Graphing exponential functions is a crucial step in understanding the behavior of these mathematical expressions. For functions like \( y = 3^x \) and \( y = 4^x \), the graph will show how quickly the values increase as \( x \) gets larger. To begin, start by choosing a few key values for \( x \), such as -2, -1, 0, 1, and 2. Calculating the corresponding \( y \) values helps to plot the functions accurately. For \( y = 3^x \), when \( x = -2 \), \( y \) is approximately 0.11. Similarly, compute other pairs: for \( x = 0 \), \( y = 1 \); for \( x = 2 \), \( y = 9 \). These points, once plotted on a coordinate system, create the curve representing \( y = 3^x \).

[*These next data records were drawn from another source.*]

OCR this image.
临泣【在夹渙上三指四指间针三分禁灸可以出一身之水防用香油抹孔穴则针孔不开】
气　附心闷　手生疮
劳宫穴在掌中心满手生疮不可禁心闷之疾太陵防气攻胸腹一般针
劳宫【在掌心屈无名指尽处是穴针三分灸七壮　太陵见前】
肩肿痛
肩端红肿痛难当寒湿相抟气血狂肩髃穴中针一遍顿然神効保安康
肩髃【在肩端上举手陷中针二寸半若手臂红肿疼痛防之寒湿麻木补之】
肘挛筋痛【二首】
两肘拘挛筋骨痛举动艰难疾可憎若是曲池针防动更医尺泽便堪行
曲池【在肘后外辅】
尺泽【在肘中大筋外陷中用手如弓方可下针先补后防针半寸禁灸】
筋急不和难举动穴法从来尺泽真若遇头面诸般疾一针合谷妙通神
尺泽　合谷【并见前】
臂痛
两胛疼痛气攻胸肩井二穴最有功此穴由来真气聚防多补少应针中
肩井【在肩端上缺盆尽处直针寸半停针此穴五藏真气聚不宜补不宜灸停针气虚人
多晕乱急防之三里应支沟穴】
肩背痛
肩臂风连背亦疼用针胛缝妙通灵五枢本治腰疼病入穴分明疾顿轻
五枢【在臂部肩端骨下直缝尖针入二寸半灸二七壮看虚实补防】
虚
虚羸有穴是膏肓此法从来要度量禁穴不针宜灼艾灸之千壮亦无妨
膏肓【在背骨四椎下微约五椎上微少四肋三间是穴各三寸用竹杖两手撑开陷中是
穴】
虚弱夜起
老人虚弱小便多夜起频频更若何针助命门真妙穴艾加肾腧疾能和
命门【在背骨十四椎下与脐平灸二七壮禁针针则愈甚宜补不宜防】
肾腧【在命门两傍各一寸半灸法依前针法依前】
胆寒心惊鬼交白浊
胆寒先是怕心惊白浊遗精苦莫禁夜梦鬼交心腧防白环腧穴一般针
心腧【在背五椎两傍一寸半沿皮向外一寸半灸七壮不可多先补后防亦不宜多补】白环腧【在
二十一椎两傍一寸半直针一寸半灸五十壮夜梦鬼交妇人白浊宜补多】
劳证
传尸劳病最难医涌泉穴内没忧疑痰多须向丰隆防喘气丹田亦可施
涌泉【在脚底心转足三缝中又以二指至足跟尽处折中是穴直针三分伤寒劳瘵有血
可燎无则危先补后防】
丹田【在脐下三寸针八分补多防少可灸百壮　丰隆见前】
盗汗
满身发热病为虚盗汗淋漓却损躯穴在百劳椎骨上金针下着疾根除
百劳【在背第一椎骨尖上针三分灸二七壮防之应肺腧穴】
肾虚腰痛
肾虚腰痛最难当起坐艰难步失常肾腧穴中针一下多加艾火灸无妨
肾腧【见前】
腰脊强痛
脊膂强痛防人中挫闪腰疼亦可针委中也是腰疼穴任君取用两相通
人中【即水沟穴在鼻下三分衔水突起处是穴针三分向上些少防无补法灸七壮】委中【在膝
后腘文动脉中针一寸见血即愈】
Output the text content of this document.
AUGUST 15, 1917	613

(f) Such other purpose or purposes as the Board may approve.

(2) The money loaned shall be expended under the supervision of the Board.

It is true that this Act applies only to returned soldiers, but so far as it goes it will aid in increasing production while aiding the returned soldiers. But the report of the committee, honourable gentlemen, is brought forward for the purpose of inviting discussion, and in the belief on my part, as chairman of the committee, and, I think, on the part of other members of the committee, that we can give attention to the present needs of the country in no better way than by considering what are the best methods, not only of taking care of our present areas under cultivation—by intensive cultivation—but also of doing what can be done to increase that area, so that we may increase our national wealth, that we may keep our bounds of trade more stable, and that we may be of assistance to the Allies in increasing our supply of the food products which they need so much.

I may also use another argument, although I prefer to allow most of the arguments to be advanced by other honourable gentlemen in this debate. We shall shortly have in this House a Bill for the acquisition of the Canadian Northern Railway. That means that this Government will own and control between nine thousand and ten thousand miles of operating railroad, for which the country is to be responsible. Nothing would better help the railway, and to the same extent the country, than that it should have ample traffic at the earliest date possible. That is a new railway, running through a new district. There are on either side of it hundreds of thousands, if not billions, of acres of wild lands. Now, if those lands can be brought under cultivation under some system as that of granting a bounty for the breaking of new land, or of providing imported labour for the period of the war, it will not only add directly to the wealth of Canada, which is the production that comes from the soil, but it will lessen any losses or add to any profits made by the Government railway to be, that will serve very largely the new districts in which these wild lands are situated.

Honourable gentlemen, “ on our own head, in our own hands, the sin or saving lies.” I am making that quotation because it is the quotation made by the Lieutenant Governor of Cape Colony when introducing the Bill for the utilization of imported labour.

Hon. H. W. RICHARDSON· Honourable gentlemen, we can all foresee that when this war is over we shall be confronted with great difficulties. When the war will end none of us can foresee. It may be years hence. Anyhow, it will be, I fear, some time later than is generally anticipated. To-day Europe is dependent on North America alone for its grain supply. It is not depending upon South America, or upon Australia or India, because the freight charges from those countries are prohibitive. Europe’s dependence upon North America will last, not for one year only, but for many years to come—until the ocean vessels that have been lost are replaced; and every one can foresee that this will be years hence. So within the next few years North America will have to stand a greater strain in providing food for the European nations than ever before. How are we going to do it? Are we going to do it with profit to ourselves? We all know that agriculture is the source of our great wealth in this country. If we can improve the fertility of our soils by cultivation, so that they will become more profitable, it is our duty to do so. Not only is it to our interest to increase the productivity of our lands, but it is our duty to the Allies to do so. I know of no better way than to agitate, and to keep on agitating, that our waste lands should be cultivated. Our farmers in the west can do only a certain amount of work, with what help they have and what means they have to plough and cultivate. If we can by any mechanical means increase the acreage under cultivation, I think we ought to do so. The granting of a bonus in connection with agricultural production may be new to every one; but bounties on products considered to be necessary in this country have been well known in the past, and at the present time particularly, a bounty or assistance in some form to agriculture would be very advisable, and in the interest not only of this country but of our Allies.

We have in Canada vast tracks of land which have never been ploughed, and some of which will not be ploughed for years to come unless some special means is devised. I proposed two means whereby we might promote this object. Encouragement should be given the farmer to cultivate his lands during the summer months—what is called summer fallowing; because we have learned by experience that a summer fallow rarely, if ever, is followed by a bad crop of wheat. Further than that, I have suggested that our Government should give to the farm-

Repeat these steps for \( y=4^x \). For instance, when \( x = -2 \), \( y \) is approximately 0.06. These calculated points should be marked on the same graph to facilitate comparison. Using these visualizations, students can easily see how the \( y \)-values of each function grow and change as \( x \) varies.

Solving inequalities involving exponential functions requires graph analysis. Using the graphs of \( y=3^x \) and \( y=4^x \) can quickly provide insight into their relationships. The inequality \( 3^x < 4^x \) indicates comparing the two exponential functions over a range of \( x \) values.

From the graph, determine where \( y = 3^x \) is less than \( y = 4^x \). This occurs where the graph of \( y=3^x \) lies below \( y=4^x \) on the coordinate plane. By close inspection, it's clear this holds true for \( x > 0 \). At \( x = 0 \), both functions have \( y = 1 \) and then \( y = 4^x \) rises more steeply thereafter, maintaining its dominance in terms of \( y \) values as \( x \) increases.

This graphical method is particularly helpful for students who better understand concepts through visual demonstration. Always return to confirm by checking a few algebraic inequalities to ensure accuracy.

Analyzing graphs involves more than just plotting points; it's about understanding the relationships and behaviors exhibited by the functions. By examining the graph of \( y=3^x \) and \( y=4^x \), trends become indefinitely more apparent. You can conclude which function increases faster than the other based on the steepness of their curves.

When analyzing, observe where the two graphs intersect. This is the point where both functions have the same value for \( y \). For \( y=3^x \) and \( y=4^x \), this is at \( x = 0 \). Beyond this point on the positive \( x \)-axis, \( y=4^x \) surpasses \( y=3^x \), revealing the solution to our inequality as \( x > 0 \).

Helpful tips include: \

• Looking at trends—note how quickly \( y = 4^x \) escalates compared to \( y = 3^x \).
• Identifying any intersection points, such as where both functions equal 1.
• Recognizing potential asymptotic behavior as \( x \) becomes very large or very small.

In conclusion, analyzing exponential function graphs provides a comprehensive understanding not only of the inequality but also the mathematical relationships that dictate the behavior of exponential expressions.